Nigel Farage rattrapé par ses dons non déclarés : l’extrême droite britannique et ses zones d’ombre
Il y a une constante dans la trajectoire politique de Nigel Farage : les règles, c’est pour les autres. Le leader de Reform UK, élu député en 2024 après des années à agiter les peurs et à surfer sur la vague populiste, se retrouve une nouvelle fois au cœur d’un scandale de transparence. Cette fois, c’est le Sunday Times qui tire le fil — et ce qu’on trouve au bout mérite qu’on s’y attarde.
Tout commence bien avant son élection à Westminster. Nigel Farage entretient une relation étroite avec George Cottrell, un trentenaire issu d’une vieille famille anglaise fortunée. Pas le genre de fréquentation anodine. Cottrell lui aurait fourni gardes du corps, transports, logement dans un manoir à deux pas de Buckingham Palace, et même une équipe rémunérée pour gérer ses réseaux sociaux. Des services en nature considérables, dont la valeur n’a jamais été déclarée au Parlement.
Farage balaie d’un revers de main : ce seraient des cadeaux personnels, pas des dons politiques. Les règles parlementaires, dit-il, n’imposent la déclaration que des avantages susceptibles d’« affecter le jugement » d’un élu. Argument commode. Sauf qu’il s’effondre dès qu’on regarde qui est vraiment George Cottrell.

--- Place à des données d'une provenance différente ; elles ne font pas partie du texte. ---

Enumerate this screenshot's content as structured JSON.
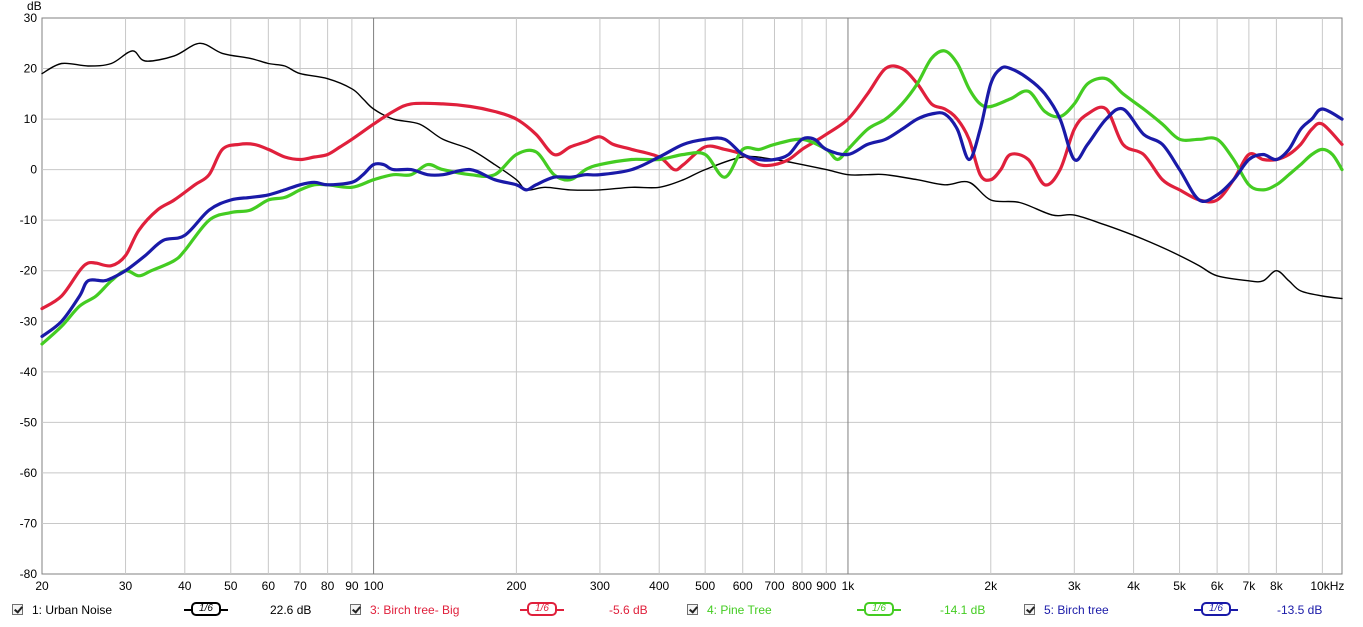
{
  "chart_data": {
    "type": "line",
    "title": "",
    "xlabel": "",
    "ylabel": "dB",
    "x_scale": "log",
    "xlim": [
      20,
      11000
    ],
    "ylim": [
      -80,
      30
    ],
    "yticks": [
      30,
      20,
      10,
      0,
      -10,
      -20,
      -30,
      -40,
      -50,
      -60,
      -70,
      -80
    ],
    "xticks": [
      {
        "v": 20,
        "t": "20"
      },
      {
        "v": 30,
        "t": "30"
      },
      {
        "v": 40,
        "t": "40"
      },
      {
        "v": 50,
        "t": "50"
      },
      {
        "v": 60,
        "t": "60"
      },
      {
        "v": 70,
        "t": "70"
      },
      {
        "v": 80,
        "t": "80"
      },
      {
        "v": 90,
        "t": "90"
      },
      {
        "v": 100,
        "t": "100"
      },
      {
        "v": 200,
        "t": "200"
      },
      {
        "v": 300,
        "t": "300"
      },
      {
        "v": 400,
        "t": "400"
      },
      {
        "v": 500,
        "t": "500"
      },
      {
        "v": 600,
        "t": "600"
      },
      {
        "v": 700,
        "t": "700"
      },
      {
        "v": 800,
        "t": "800"
      },
      {
        "v": 900,
        "t": "900"
      },
      {
        "v": 1000,
        "t": "1k"
      },
      {
        "v": 2000,
        "t": "2k"
      },
      {
        "v": 3000,
        "t": "3k"
      },
      {
        "v": 4000,
        "t": "4k"
      },
      {
        "v": 5000,
        "t": "5k"
      },
      {
        "v": 6000,
        "t": "6k"
      },
      {
        "v": 7000,
        "t": "7k"
      },
      {
        "v": 8000,
        "t": "8k"
      },
      {
        "v": 10000,
        "t": "10kHz"
      }
    ],
    "grid": true,
    "legend_position": "bottom",
    "series": [
      {
        "name": "1: Urban Noise",
        "color": "#000000",
        "smoothing": "1/6",
        "level": "22.6 dB",
        "points": [
          [
            20,
            19
          ],
          [
            22,
            21
          ],
          [
            25,
            20.5
          ],
          [
            28,
            21
          ],
          [
            31,
            23.5
          ],
          [
            33,
            21.5
          ],
          [
            38,
            22.5
          ],
          [
            43,
            25
          ],
          [
            48,
            23
          ],
          [
            55,
            22
          ],
          [
            60,
            21
          ],
          [
            65,
            20.5
          ],
          [
            70,
            19
          ],
          [
            80,
            18
          ],
          [
            90,
            16
          ],
          [
            95,
            14
          ],
          [
            100,
            12
          ],
          [
            110,
            10
          ],
          [
            125,
            9
          ],
          [
            140,
            6
          ],
          [
            160,
            4
          ],
          [
            180,
            1
          ],
          [
            200,
            -2
          ],
          [
            210,
            -4
          ],
          [
            230,
            -3.5
          ],
          [
            260,
            -4
          ],
          [
            300,
            -4
          ],
          [
            350,
            -3.5
          ],
          [
            400,
            -3.5
          ],
          [
            450,
            -2
          ],
          [
            500,
            0
          ],
          [
            600,
            2.5
          ],
          [
            700,
            2
          ],
          [
            800,
            1
          ],
          [
            900,
            0
          ],
          [
            1000,
            -1
          ],
          [
            1100,
            -1
          ],
          [
            1200,
            -1
          ],
          [
            1400,
            -2
          ],
          [
            1600,
            -3
          ],
          [
            1800,
            -2.5
          ],
          [
            2000,
            -6
          ],
          [
            2300,
            -6.5
          ],
          [
            2700,
            -9
          ],
          [
            3000,
            -9
          ],
          [
            3500,
            -11
          ],
          [
            4000,
            -13
          ],
          [
            4500,
            -15
          ],
          [
            5000,
            -17
          ],
          [
            5500,
            -19
          ],
          [
            6000,
            -21
          ],
          [
            7000,
            -22
          ],
          [
            7500,
            -22
          ],
          [
            8000,
            -20
          ],
          [
            8500,
            -22
          ],
          [
            9000,
            -24
          ],
          [
            10000,
            -25
          ],
          [
            11000,
            -25.5
          ]
        ]
      },
      {
        "name": "3: Birch tree- Big",
        "color": "#e0203c",
        "smoothing": "1/6",
        "level": "-5.6 dB",
        "points": [
          [
            20,
            -27.5
          ],
          [
            22,
            -25
          ],
          [
            24,
            -20
          ],
          [
            25,
            -18.5
          ],
          [
            26,
            -18.5
          ],
          [
            28,
            -19
          ],
          [
            30,
            -17
          ],
          [
            32,
            -12
          ],
          [
            35,
            -8
          ],
          [
            38,
            -6
          ],
          [
            42,
            -3
          ],
          [
            45,
            -1
          ],
          [
            48,
            4
          ],
          [
            52,
            5
          ],
          [
            56,
            5
          ],
          [
            60,
            4
          ],
          [
            65,
            2.5
          ],
          [
            70,
            2
          ],
          [
            75,
            2.5
          ],
          [
            80,
            3
          ],
          [
            85,
            4.5
          ],
          [
            90,
            6
          ],
          [
            100,
            9
          ],
          [
            110,
            11.5
          ],
          [
            120,
            13
          ],
          [
            140,
            13
          ],
          [
            160,
            12.5
          ],
          [
            180,
            11.5
          ],
          [
            200,
            10
          ],
          [
            220,
            7
          ],
          [
            240,
            3
          ],
          [
            260,
            4.5
          ],
          [
            280,
            5.5
          ],
          [
            300,
            6.5
          ],
          [
            320,
            5
          ],
          [
            350,
            4
          ],
          [
            400,
            2.5
          ],
          [
            430,
            0
          ],
          [
            450,
            1
          ],
          [
            500,
            4.5
          ],
          [
            550,
            4
          ],
          [
            600,
            3
          ],
          [
            650,
            1
          ],
          [
            700,
            1
          ],
          [
            750,
            2
          ],
          [
            800,
            4
          ],
          [
            850,
            5.5
          ],
          [
            900,
            7
          ],
          [
            1000,
            10
          ],
          [
            1100,
            15
          ],
          [
            1200,
            20
          ],
          [
            1300,
            20
          ],
          [
            1400,
            17
          ],
          [
            1500,
            13
          ],
          [
            1600,
            12
          ],
          [
            1700,
            10
          ],
          [
            1800,
            6
          ],
          [
            1900,
            -1
          ],
          [
            2000,
            -2
          ],
          [
            2100,
            0
          ],
          [
            2200,
            3
          ],
          [
            2400,
            2
          ],
          [
            2600,
            -3
          ],
          [
            2800,
            0
          ],
          [
            3000,
            8
          ],
          [
            3200,
            11
          ],
          [
            3500,
            12
          ],
          [
            3800,
            5
          ],
          [
            4200,
            3
          ],
          [
            4600,
            -2
          ],
          [
            5000,
            -4
          ],
          [
            5500,
            -6
          ],
          [
            6000,
            -6
          ],
          [
            6500,
            -2
          ],
          [
            7000,
            3
          ],
          [
            7500,
            2
          ],
          [
            8000,
            2
          ],
          [
            8500,
            3
          ],
          [
            9000,
            5
          ],
          [
            9500,
            8
          ],
          [
            10000,
            9
          ],
          [
            11000,
            5
          ]
        ]
      },
      {
        "name": "4: Pine Tree",
        "color": "#44cc22",
        "smoothing": "1/6",
        "level": "-14.1 dB",
        "points": [
          [
            20,
            -34.5
          ],
          [
            22,
            -31
          ],
          [
            24,
            -27
          ],
          [
            26,
            -25
          ],
          [
            28,
            -22
          ],
          [
            30,
            -20
          ],
          [
            32,
            -21
          ],
          [
            34,
            -20
          ],
          [
            38,
            -18
          ],
          [
            40,
            -16
          ],
          [
            45,
            -10
          ],
          [
            50,
            -8.5
          ],
          [
            55,
            -8
          ],
          [
            60,
            -6
          ],
          [
            65,
            -5.5
          ],
          [
            70,
            -4
          ],
          [
            75,
            -3
          ],
          [
            80,
            -3
          ],
          [
            90,
            -3.5
          ],
          [
            100,
            -2
          ],
          [
            110,
            -1
          ],
          [
            120,
            -1
          ],
          [
            130,
            1
          ],
          [
            140,
            0
          ],
          [
            160,
            -1
          ],
          [
            180,
            -1
          ],
          [
            200,
            3
          ],
          [
            220,
            3.5
          ],
          [
            240,
            -1
          ],
          [
            260,
            -2
          ],
          [
            280,
            0
          ],
          [
            300,
            1
          ],
          [
            350,
            2
          ],
          [
            400,
            2
          ],
          [
            450,
            3
          ],
          [
            500,
            3
          ],
          [
            550,
            -1.5
          ],
          [
            600,
            4
          ],
          [
            650,
            4
          ],
          [
            700,
            5
          ],
          [
            800,
            6
          ],
          [
            900,
            4
          ],
          [
            950,
            2
          ],
          [
            1000,
            4
          ],
          [
            1100,
            8
          ],
          [
            1200,
            10
          ],
          [
            1300,
            13
          ],
          [
            1400,
            17
          ],
          [
            1500,
            22
          ],
          [
            1600,
            23.5
          ],
          [
            1700,
            21
          ],
          [
            1800,
            16
          ],
          [
            1900,
            13
          ],
          [
            2000,
            12.5
          ],
          [
            2200,
            14
          ],
          [
            2400,
            15.5
          ],
          [
            2600,
            11.5
          ],
          [
            2800,
            10.5
          ],
          [
            3000,
            13
          ],
          [
            3200,
            17
          ],
          [
            3500,
            18
          ],
          [
            3800,
            15
          ],
          [
            4200,
            12
          ],
          [
            4600,
            9
          ],
          [
            5000,
            6
          ],
          [
            5500,
            6
          ],
          [
            6000,
            6
          ],
          [
            6500,
            2
          ],
          [
            7000,
            -3
          ],
          [
            7500,
            -4
          ],
          [
            8000,
            -3
          ],
          [
            8500,
            -1
          ],
          [
            9000,
            1
          ],
          [
            9500,
            3
          ],
          [
            10000,
            4
          ],
          [
            10500,
            3
          ],
          [
            11000,
            0
          ]
        ]
      },
      {
        "name": "5: Birch tree",
        "color": "#1a1aa8",
        "smoothing": "1/6",
        "level": "-13.5 dB",
        "points": [
          [
            20,
            -33
          ],
          [
            22,
            -30
          ],
          [
            24,
            -25
          ],
          [
            25,
            -22
          ],
          [
            27,
            -22
          ],
          [
            28,
            -21.5
          ],
          [
            30,
            -20
          ],
          [
            33,
            -17
          ],
          [
            36,
            -14
          ],
          [
            40,
            -13
          ],
          [
            45,
            -8
          ],
          [
            50,
            -6
          ],
          [
            55,
            -5.5
          ],
          [
            60,
            -5
          ],
          [
            65,
            -4
          ],
          [
            70,
            -3
          ],
          [
            75,
            -2.5
          ],
          [
            80,
            -3
          ],
          [
            90,
            -2.5
          ],
          [
            95,
            -1
          ],
          [
            100,
            1
          ],
          [
            105,
            1
          ],
          [
            110,
            0
          ],
          [
            120,
            0
          ],
          [
            130,
            -1
          ],
          [
            140,
            -1
          ],
          [
            160,
            0
          ],
          [
            180,
            -2
          ],
          [
            200,
            -3
          ],
          [
            210,
            -4
          ],
          [
            220,
            -3
          ],
          [
            240,
            -1.5
          ],
          [
            260,
            -1.5
          ],
          [
            280,
            -1
          ],
          [
            300,
            -1
          ],
          [
            350,
            0
          ],
          [
            400,
            2.5
          ],
          [
            450,
            5
          ],
          [
            500,
            6
          ],
          [
            550,
            6
          ],
          [
            600,
            3
          ],
          [
            650,
            2
          ],
          [
            700,
            2
          ],
          [
            750,
            3
          ],
          [
            800,
            6
          ],
          [
            850,
            6
          ],
          [
            900,
            4
          ],
          [
            1000,
            3
          ],
          [
            1100,
            5
          ],
          [
            1200,
            6
          ],
          [
            1300,
            8
          ],
          [
            1400,
            10
          ],
          [
            1500,
            11
          ],
          [
            1600,
            11
          ],
          [
            1700,
            8
          ],
          [
            1800,
            2
          ],
          [
            1900,
            8
          ],
          [
            2000,
            17
          ],
          [
            2100,
            20
          ],
          [
            2200,
            20
          ],
          [
            2400,
            18
          ],
          [
            2600,
            15
          ],
          [
            2800,
            10
          ],
          [
            3000,
            2
          ],
          [
            3200,
            5
          ],
          [
            3500,
            10
          ],
          [
            3800,
            12
          ],
          [
            4200,
            7
          ],
          [
            4600,
            5
          ],
          [
            5000,
            0
          ],
          [
            5500,
            -6
          ],
          [
            6000,
            -5
          ],
          [
            6500,
            -2
          ],
          [
            7000,
            2
          ],
          [
            7500,
            3
          ],
          [
            8000,
            2
          ],
          [
            8500,
            4
          ],
          [
            9000,
            8
          ],
          [
            9500,
            10
          ],
          [
            10000,
            12
          ],
          [
            11000,
            10
          ]
        ]
      }
    ]
  }
}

Cottrell a été condamné aux États-Unis pour escroquerie. Il a fait de la prison. Et il espère aujourd’hui une grâce présidentielle américaine. Or Farage, ami notoire de Donald Trump, dispose précisément du type de relations qui peuvent faciliter ce genre de faveur. La question de savoir si ce soutien logistique et financier « affecte le jugement » de l’élu devient alors beaucoup moins abstraite.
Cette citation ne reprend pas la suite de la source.